Admir Smajić

Personal information
- Date of birth: 7 September 1963 (age 62)
- Place of birth: Bijeljina, SR Bosnia and Herzegovina, Yugoslavia
- Height: 1.79 m (5 ft 10 in)
- Position: Defender

Youth career
- 0000–1979: Radnik Bijeljina

Senior career*
- Years: Team / Apps / (Gls)
- 1979–1988: Partizan / 194 / (9)
- 1988–1993: Neuchâtel Xamax / 99 / (15)
- 1993–1997: Basel / 111 / (12)
- 1997–1999: Young Boys / 26 / (2)
- Total:  / 430 / (38)

International career
- 1984: Yugoslav Olympic / 5 / (0)
- 1987: Yugoslavia / 5 / (0)
- 1996: Bosnia and Herzegovina / 2 / (0)

Managerial career
- 1998: Young Boys
- 1999: Young Boys
- 2001–2002: Bosnia and Herzegovina U21
- 2003–2004: Yverdon-Sport
- 2004: Sion
- 2011: Yverdon-Sport (assistant)
- 2014: Sion (assistant)
- 2015: Sion II
- 2018: Sloboda Tuzla (team manager)
- 2019: Sloboda Tuzla (team manager)

Medal record
Men's Football
Representing Yugoslavia
Olympic Games
| Bronze medal – third place | 1984 Los Angeles | Team |

= Admir Smajić =

Bosnian footballer (born 1963)

Admir Smajić (born 7 September 1963) is a Bosnian professional football manager and former player.
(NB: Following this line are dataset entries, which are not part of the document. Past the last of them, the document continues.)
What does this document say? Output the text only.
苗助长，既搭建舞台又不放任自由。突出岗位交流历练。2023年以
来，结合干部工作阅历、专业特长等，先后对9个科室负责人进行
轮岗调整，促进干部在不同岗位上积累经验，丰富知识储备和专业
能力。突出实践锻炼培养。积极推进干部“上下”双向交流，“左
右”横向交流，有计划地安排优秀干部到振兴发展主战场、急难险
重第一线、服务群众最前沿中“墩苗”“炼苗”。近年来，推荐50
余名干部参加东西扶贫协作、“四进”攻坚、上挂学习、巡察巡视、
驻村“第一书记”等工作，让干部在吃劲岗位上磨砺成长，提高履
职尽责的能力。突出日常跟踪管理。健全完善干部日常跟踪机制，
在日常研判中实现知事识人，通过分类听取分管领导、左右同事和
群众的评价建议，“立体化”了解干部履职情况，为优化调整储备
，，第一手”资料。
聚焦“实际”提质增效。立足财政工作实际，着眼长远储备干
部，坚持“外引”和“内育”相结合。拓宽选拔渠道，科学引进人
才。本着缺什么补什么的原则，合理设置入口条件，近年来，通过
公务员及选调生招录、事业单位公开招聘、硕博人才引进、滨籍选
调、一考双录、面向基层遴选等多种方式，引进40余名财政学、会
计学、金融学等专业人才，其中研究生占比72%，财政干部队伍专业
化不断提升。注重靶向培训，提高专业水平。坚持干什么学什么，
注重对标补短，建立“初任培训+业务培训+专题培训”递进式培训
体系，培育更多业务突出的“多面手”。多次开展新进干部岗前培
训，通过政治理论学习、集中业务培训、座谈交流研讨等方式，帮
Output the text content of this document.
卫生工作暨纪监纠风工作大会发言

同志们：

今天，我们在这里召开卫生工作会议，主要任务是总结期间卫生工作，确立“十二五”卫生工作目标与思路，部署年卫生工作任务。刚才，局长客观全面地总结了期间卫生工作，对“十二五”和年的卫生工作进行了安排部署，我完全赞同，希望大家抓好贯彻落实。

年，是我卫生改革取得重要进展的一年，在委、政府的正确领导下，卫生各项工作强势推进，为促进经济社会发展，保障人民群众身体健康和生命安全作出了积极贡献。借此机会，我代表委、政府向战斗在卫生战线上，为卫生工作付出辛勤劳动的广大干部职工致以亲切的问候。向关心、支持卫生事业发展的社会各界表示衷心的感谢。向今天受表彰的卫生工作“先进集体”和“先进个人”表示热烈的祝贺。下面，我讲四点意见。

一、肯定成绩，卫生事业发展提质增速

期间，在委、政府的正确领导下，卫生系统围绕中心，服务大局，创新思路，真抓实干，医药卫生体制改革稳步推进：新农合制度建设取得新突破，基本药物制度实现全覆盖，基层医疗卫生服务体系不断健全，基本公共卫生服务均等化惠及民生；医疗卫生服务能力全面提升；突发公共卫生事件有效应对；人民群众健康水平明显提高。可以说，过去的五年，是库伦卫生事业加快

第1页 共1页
He played in the Yugoslavia national team and the Bosnia and Herzegovina national team.

==Club career==
===Partizan===
Born in Bijeljina, SR Bosnia and Herzegovina, Smajić began his career in his local town with FK Radnik Bijeljina. In 1979 Radnik reached the 1/8 finals of the Yugoslav Cup with Smajić being part of the team and that sealed him a move to Belgrade to play in FK Partizan. He made his senior debut with Partizan in the 1979–80 Yugoslav First League.

He played 9 consecutive seasons with Partizan, where he won 3 Yugoslav championships. Whilst at Partizan he represented Yugoslavia at the 1984 Summer Olympics in Los Angeles where they reached the semi-finals before being eliminated by France. Later, in 1987 he also debuted for the main Yugoslavia national team.

===Period in Switzerland===
In 1988 Smajić moved abroad to Switzerland. He signed for the Swiss Nationalliga A team Neuchâtel Xamax for the 1988–89 Nationalliga A season. Xamax had won the two previous championships. However, they failed to defend their title and could not win the championship during the time that Smajić played for them. Smajić played four and a half seasons for Xamax. They did manage to reach the final, but were runners-up of the Swiss Cup in 1990.

Together with his Xamax teammate Frédéric Chassot, Smajić joined FC Basel's first team during the winter break of their 1992–93 season under head-coach Friedel Rausch. Smajić played his domestic league debut for his new club in the home game in the St. Jakob Stadium on 7 March 1993 as Basel played a 1–1 draw with FC Wil. He scored his first goal for the club in the away game on 3 April. It was the second goal of the match as Basel won 4–1 against Locarno. However the team failed in their bid for promotion, losing precious points against the promotion rivals during the last few games of the season. Frédéric Chassot was, however, the team's top goal scorer in this stage with 9 goals and Smajić gave the most assists.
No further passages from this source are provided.